Hollis Daniels III was driving a car that matched the description of one driven by a person suspected of stealing a gun Sunday evening from a Lubbock home, city Police Chief Greg Stevens said at a news conference. He said Daniels, 19, apparently threatened someone at the home, but he declined to say whether Daniels is suspected of stealing that gun.
The officers who stopped Daniels’ car later let him drive off because they didn’t have probable cause or Daniels’ permission to search his car, Stevens said.
“Ultimately, it would have been unconstitutional for the officers to search the vehicle,” he said.
On Monday night, campus police officer Floyd East Jr. went to check on Daniels because there had been reports of a man acting erratically who may be armed. While there, he found drugs and drug paraphernalia, and he arrested Daniels for possession and took him to the station, authorities said.
Stevens said Daniels was searched, but he declined to say whether it was before or after he and East left for the station.
“He was searched during his time in custody but unfortunately he was able to gain access to a weapon,” Stevens said.

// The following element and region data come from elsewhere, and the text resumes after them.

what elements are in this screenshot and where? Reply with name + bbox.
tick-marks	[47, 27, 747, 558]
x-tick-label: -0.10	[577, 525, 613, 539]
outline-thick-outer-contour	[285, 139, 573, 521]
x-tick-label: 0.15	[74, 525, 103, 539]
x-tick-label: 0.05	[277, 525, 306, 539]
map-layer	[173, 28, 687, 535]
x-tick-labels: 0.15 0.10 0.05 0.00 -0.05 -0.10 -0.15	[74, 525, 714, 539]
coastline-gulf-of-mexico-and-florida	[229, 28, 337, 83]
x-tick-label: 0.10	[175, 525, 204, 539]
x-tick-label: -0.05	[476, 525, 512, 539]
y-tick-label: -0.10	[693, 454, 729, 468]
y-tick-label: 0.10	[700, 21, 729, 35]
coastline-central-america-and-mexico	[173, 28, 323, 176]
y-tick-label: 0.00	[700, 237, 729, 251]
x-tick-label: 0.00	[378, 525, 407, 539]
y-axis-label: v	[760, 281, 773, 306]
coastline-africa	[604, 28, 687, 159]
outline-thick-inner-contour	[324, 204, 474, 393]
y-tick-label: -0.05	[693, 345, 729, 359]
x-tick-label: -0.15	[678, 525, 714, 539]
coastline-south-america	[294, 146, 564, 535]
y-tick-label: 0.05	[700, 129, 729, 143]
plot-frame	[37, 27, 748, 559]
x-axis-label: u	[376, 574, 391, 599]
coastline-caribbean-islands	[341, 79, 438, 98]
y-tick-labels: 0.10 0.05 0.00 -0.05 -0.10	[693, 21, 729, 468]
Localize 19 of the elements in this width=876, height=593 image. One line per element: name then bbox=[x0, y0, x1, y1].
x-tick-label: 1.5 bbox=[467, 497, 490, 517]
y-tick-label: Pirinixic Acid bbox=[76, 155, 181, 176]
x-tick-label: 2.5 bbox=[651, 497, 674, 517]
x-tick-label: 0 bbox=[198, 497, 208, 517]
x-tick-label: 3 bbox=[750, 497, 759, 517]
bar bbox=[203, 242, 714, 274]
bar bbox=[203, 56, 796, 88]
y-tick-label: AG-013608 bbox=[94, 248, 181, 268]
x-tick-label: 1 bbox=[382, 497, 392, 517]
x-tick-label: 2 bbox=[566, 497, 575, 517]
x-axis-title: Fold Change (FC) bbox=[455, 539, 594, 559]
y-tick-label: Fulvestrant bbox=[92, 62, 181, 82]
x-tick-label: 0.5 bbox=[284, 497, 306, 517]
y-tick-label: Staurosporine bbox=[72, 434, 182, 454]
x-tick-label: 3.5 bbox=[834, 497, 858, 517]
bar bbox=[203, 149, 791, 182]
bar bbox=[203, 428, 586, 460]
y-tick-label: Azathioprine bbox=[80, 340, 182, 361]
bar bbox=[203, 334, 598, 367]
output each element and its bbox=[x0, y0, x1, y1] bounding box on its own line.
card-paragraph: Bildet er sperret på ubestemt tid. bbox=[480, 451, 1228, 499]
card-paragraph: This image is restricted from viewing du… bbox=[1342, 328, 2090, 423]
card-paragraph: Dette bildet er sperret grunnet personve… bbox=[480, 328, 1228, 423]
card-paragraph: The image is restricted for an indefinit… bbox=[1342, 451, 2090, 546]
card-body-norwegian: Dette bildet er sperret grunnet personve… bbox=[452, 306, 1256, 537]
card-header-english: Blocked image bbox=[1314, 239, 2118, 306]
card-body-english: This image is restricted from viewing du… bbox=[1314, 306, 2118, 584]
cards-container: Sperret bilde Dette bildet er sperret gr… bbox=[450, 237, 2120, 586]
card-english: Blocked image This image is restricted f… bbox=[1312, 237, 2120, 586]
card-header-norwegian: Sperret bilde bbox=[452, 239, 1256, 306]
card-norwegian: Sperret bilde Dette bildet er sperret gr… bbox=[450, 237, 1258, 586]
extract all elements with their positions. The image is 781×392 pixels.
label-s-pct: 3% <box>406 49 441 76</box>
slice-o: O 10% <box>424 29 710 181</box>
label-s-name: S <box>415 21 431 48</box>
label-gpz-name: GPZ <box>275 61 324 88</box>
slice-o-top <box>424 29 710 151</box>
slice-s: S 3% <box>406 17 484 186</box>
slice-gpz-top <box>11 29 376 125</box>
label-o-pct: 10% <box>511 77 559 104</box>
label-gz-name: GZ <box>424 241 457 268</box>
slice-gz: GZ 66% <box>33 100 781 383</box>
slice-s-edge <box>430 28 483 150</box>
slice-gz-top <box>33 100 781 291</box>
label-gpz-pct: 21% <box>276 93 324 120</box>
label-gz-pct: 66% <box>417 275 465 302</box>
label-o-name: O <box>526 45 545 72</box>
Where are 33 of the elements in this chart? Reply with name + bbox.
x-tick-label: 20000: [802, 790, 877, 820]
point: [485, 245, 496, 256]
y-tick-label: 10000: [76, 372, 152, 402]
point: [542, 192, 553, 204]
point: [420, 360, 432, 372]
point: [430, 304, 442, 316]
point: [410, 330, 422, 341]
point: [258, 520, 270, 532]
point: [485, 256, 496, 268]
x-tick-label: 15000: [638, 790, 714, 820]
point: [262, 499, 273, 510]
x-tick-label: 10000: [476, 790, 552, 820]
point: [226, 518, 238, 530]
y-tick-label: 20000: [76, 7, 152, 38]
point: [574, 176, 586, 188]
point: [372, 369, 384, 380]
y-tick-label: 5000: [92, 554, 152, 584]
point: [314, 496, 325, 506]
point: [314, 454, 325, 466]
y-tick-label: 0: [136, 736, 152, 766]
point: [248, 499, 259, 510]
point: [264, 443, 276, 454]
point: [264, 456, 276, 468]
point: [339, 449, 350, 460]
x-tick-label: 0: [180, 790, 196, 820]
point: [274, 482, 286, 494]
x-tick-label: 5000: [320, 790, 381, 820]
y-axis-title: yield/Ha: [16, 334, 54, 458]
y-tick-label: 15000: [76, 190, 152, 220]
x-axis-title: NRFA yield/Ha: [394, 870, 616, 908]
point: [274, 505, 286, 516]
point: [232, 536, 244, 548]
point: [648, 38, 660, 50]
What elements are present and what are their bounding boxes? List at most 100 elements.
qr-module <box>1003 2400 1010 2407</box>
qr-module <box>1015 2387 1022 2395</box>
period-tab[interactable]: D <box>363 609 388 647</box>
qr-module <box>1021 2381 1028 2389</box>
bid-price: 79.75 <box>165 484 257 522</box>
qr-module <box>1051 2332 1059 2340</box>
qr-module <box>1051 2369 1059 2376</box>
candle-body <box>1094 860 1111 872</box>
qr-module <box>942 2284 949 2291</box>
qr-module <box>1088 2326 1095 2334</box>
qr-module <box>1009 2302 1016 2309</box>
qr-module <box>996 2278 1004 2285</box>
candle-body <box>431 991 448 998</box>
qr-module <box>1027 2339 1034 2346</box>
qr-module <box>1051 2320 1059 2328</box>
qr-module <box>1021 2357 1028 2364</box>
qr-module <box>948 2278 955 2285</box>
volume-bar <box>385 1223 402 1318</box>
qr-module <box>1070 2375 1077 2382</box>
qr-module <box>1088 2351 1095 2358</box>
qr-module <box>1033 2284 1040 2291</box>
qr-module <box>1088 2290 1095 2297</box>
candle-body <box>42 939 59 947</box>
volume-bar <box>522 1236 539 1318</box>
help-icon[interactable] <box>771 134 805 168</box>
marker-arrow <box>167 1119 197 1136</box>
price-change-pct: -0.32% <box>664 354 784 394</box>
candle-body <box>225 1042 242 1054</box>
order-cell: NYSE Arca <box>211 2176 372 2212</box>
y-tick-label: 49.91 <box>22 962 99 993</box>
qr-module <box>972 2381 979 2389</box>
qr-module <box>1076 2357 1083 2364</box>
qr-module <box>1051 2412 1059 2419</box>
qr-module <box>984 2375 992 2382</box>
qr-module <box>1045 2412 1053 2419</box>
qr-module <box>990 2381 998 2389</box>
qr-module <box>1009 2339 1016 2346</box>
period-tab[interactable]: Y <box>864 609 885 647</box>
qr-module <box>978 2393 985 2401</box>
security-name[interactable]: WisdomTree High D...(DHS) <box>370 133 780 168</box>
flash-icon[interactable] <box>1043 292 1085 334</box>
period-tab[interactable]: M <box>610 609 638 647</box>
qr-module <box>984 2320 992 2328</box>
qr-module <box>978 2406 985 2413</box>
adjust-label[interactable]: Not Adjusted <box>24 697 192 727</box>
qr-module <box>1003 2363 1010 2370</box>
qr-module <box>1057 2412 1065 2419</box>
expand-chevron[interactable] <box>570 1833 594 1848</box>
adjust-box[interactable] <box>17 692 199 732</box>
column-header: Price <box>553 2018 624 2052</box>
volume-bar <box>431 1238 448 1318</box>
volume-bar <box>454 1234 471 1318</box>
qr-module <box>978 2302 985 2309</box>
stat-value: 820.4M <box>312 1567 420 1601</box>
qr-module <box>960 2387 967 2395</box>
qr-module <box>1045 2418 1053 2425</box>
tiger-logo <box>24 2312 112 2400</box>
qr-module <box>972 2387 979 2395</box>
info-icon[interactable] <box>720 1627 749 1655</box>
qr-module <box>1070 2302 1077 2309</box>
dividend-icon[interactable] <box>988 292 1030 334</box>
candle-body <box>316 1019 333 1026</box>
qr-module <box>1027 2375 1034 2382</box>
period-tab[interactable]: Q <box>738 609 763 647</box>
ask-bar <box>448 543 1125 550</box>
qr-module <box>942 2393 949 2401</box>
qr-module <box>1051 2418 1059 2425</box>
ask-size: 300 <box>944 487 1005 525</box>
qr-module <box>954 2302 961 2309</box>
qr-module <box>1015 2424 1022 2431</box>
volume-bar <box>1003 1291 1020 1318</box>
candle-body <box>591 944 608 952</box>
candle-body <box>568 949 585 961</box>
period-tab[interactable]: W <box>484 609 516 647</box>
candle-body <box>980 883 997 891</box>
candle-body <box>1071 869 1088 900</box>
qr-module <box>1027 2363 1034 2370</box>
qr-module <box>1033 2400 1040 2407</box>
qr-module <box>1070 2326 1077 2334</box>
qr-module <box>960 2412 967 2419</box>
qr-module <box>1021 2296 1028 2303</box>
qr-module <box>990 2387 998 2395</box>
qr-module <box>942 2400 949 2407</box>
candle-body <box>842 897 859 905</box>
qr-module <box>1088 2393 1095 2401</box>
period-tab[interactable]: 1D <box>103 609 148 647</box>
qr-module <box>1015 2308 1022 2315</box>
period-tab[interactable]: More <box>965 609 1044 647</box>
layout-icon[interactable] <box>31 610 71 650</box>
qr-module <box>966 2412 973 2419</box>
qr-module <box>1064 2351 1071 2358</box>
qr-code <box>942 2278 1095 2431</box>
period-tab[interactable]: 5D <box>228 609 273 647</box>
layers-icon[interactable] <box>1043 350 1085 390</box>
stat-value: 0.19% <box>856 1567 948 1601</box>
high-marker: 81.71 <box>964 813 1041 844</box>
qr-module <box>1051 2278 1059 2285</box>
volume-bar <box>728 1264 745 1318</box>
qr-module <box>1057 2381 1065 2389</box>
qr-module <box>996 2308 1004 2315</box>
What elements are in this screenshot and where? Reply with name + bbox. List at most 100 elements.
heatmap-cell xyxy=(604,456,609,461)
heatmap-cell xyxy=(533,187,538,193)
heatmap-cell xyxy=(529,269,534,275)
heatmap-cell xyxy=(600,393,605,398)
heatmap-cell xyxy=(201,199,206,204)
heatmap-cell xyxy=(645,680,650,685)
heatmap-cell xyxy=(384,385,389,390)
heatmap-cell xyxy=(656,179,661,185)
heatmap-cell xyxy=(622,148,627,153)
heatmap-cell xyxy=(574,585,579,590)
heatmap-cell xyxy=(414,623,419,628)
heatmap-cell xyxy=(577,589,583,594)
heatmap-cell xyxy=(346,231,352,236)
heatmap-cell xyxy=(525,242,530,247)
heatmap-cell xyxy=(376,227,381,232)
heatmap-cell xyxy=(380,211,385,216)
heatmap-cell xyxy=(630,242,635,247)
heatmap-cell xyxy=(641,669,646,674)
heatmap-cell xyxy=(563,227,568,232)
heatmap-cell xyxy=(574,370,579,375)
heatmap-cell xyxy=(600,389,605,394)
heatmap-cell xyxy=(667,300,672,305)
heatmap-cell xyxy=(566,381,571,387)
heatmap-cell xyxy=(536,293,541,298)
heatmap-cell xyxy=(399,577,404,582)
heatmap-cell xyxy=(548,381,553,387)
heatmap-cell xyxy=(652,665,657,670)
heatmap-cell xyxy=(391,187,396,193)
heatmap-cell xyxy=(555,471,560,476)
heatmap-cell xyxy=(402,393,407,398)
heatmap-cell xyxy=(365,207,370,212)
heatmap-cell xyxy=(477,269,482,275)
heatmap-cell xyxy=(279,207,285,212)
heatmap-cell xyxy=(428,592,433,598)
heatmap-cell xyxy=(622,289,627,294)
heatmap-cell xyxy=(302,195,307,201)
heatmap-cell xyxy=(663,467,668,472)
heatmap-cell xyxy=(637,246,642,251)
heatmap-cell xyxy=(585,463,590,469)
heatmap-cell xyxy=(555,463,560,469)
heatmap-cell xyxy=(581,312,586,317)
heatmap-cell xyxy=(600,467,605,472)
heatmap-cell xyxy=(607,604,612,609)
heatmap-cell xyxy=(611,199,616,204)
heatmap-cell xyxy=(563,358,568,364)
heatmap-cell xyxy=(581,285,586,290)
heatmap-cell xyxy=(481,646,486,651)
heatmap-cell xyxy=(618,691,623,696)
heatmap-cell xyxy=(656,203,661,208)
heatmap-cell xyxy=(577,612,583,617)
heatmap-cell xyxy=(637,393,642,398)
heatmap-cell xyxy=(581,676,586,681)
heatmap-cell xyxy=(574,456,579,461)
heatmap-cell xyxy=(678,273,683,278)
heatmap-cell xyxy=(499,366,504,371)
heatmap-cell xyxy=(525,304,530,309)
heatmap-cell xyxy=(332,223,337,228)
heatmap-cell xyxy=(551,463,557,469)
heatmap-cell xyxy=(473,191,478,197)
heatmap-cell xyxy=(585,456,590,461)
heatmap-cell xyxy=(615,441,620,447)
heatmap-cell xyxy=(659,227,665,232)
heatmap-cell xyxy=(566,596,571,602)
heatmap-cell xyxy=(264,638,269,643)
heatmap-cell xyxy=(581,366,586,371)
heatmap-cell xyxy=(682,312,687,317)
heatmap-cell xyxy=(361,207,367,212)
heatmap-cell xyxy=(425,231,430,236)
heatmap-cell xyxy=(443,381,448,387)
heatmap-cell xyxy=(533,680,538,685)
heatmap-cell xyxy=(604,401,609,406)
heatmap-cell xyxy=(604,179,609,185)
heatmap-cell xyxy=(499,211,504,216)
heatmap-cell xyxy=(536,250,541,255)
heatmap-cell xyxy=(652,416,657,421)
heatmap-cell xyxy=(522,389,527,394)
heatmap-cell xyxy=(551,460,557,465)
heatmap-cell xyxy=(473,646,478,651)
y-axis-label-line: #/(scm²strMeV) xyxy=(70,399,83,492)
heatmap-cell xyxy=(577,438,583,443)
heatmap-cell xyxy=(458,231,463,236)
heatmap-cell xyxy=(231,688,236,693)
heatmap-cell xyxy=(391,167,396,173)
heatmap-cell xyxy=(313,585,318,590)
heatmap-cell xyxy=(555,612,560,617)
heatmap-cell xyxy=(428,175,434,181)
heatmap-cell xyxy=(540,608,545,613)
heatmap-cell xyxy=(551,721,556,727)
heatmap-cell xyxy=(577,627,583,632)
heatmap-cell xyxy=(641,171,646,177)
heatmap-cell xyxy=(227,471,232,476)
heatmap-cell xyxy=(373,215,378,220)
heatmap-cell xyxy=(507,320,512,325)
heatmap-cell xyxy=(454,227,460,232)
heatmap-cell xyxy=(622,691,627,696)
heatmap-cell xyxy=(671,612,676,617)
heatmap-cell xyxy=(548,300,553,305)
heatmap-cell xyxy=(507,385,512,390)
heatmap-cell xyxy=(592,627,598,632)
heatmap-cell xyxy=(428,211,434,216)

While East was booking Daniels, who wasn’t handcuffed, Daniels pulled a gun and shot him before fleeing. He was captured within two hours and faces a charge of capital murder of a peace officer. He’s being held with bail set at $5 million. Court records don’t indicate whether Daniels has an attorney, and his family in Seguin, near San Antonio, hasn’t replied to phone messages seeking comment.
In addition to the state murder charge, Daniels was charged Wednesday with a federal count of possession of a stolen firearm.
School officials said Thursday that they’ll conduct an external review of police procedures after Monday’s events in the hopes of improving safety and security at the campus.